UK banks passed their stress tests with aplomb, but consumers weren’t as lucky

The news: The UK’s eight largest banks have sufficient capital to withstand a crisis more severe than the Great Recession, per the Bank of England’s annual bank stress test results. Banks would also be capable of supporting consumers and businesses throughout this scenario.

The report card: The stress tests used data on banks’ balance sheets as of June 2022. Since then, major UK banks’ capital ratios have risen 0.4 percentage points to 14.6% in Q1 2023

  • The tests factored in severe yet plausible economic shocks: a base bank rate of 6%, a 31% fall in residential real estate prices, unemployment more than doubling to 8.5%, and UK GDP contracting 5%.
  • Under this scenario, aggregate loan losses could hit £125 billion ($154 billion) throughout the five-year span from June 2022. This would translate to an aggregate CET1 ratio of 10.8%, well above the passing rate of 6.9%.

The tests covered Barclays, HSBC, Lloyds, Nationwide, NatWest, Santander, Standard Chartered, and Virgin Money. These eight banks account for roughly 75% of lending to the UK economy, per Bloomberg.

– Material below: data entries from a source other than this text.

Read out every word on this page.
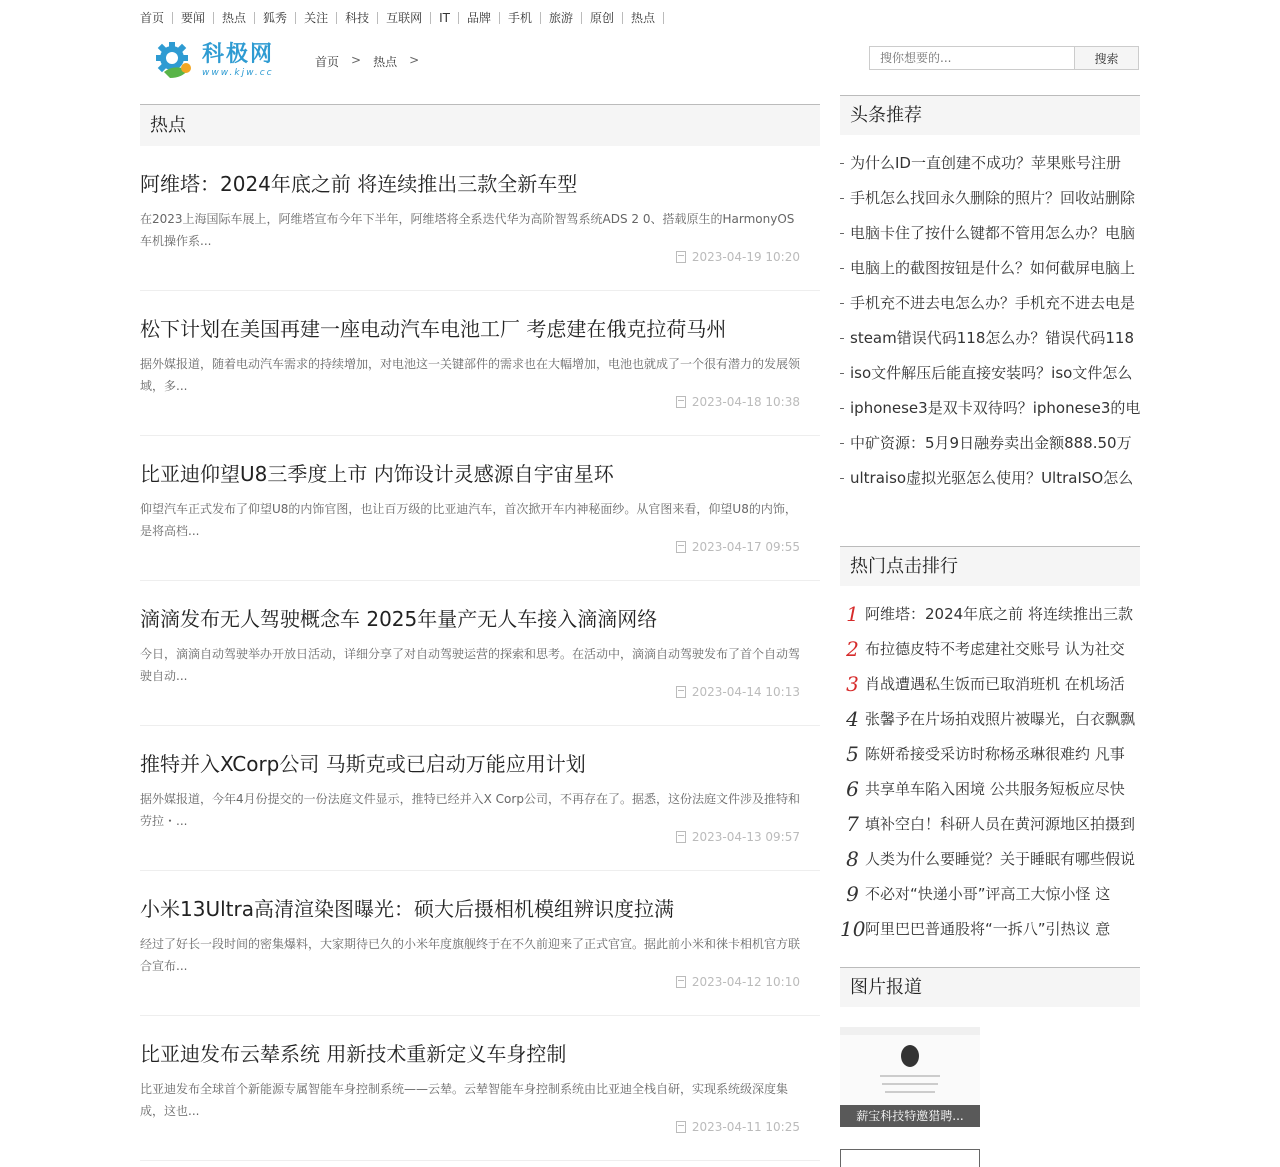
首页	要闻	热点	狐秀	关注	科技	互联网	IT	品牌	手机	旅游	原创	热点
科极网
www.kjw.cc
首页 > 热点 >
搜你想要的...	搜索
热点
阿维塔：2024年底之前 将连续推出三款全新车型

在2023上海国际车展上，阿维塔宣布今年下半年，阿维塔将全系迭代华为高阶智驾系统ADS 2 0、搭载原生的HarmonyOS车机操作系...

2023-04-19 10:20
松下计划在美国再建一座电动汽车电池工厂 考虑建在俄克拉荷马州

据外媒报道，随着电动汽车需求的持续增加，对电池这一关键部件的需求也在大幅增加，电池也就成了一个很有潜力的发展领域，多...

2023-04-18 10:38
比亚迪仰望U8三季度上市 内饰设计灵感源自宇宙星环

仰望汽车正式发布了仰望U8的内饰官图，也让百万级的比亚迪汽车，首次掀开车内神秘面纱。从官图来看，仰望U8的内饰，是将高档...

2023-04-17 09:55
滴滴发布无人驾驶概念车 2025年量产无人车接入滴滴网络

今日，滴滴自动驾驶举办开放日活动，详细分享了对自动驾驶运营的探索和思考。在活动中，滴滴自动驾驶发布了首个自动驾驶自动...

2023-04-14 10:13
推特并入XCorp公司 马斯克或已启动万能应用计划

据外媒报道，今年4月份提交的一份法庭文件显示，推特已经并入X Corp公司，不再存在了。据悉，这份法庭文件涉及推特和劳拉・...

2023-04-13 09:57
小米13Ultra高清渲染图曝光：硕大后摄相机模组辨识度拉满

经过了好长一段时间的密集爆料，大家期待已久的小米年度旗舰终于在不久前迎来了正式官宣。据此前小米和徕卡相机官方联合宣布...

2023-04-12 10:10
比亚迪发布云辇系统 用新技术重新定义车身控制

比亚迪发布全球首个新能源专属智能车身控制系统——云辇。云辇智能车身控制系统由比亚迪全栈自研，实现系统级深度集成，这也...

2023-04-11 10:25
头条推荐
为什么ID一直创建不成功？苹果账号注册
手机怎么找回永久删除的照片？回收站删除
电脑卡住了按什么键都不管用怎么办？电脑
电脑上的截图按钮是什么？如何截屏电脑上
手机充不进去电怎么办？手机充不进去电是
steam错误代码118怎么办？错误代码118
iso文件解压后能直接安装吗？iso文件怎么
iphonese3是双卡双待吗？iphonese3的电
中矿资源：5月9日融券卖出金额888.50万
ultraiso虚拟光驱怎么使用？UltraISO怎么
热门点击排行
1 阿维塔：2024年底之前 将连续推出三款
2 布拉德皮特不考虑建社交账号 认为社交
3 肖战遭遇私生饭而已取消班机 在机场活
4 张馨予在片场拍戏照片被曝光，白衣飘飘
5 陈妍希接受采访时称杨丞琳很难约 凡事
6 共享单车陷入困境 公共服务短板应尽快
7 填补空白！科研人员在黄河源地区拍摄到
8 人类为什么要睡觉？关于睡眠有哪些假说
9 不必对“快递小哥”评高工大惊小怪 这
10 阿里巴巴普通股将“一拆八”引热议 意
图片报道
薪宝科技特邀猎聘...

Bank strength doesn’t equal consumer health: A typical mortgage holder coming off a fixed-rate deal in 2023 will face a £220 ($271) increase to their monthly mortgage payments —and by the end of 2026, nearly 1 million homeowners will face £500 ($616) increases, per the BOE results. Renters would also suffer as landlords pass on higher mortgage rates to them.

  • Banks need to do more to support consumers—and stress tests prove they can. BoE Gov. Andrew Bailey urged lenders to pass on higher interest rates to savers given their resilience, per The Financial Times.
  • This compounds prior FCA and MP calls for banks to do more. UK lenders have been accused of profiteering from higher interest rates after their Q1 banks results. Lloyds’ pre-tax profits jumped 46%, while NatWest’s profits lept 50%, for example. Interest rates for easy access accounts, meanwhile, are largely stuck below 2%.

Our take: Banks that offer better value can win big on deposits.

  • More than a half-million UK consumers switched banks between January and May 2023—a 73% jump from a year ago—as they hunt for better deals.
  • Consider Chase: It already holds £15 billion ($18.5 billion) in customer deposits, after launching in the UK two years ago. But Monzo has accumulated just £6 billion ($7.4 billion) since its 2015 rollout. Why? Because Chase offers 1% interest in its current account, 1% cash back on everyday spending to those who deposit over £500 ($616) a month, and a market-leading 3.8% interest for its easy access savings account.

Offering similar rates would mean significantly higher cost of funds for the average UK bank. Instead of doing this across the board, UK banks can target certain demographics—like those who are likely to use other banking products—with their best offers. This would also help them create sticky relationships that won’t be severed as soon as a better rate comes along.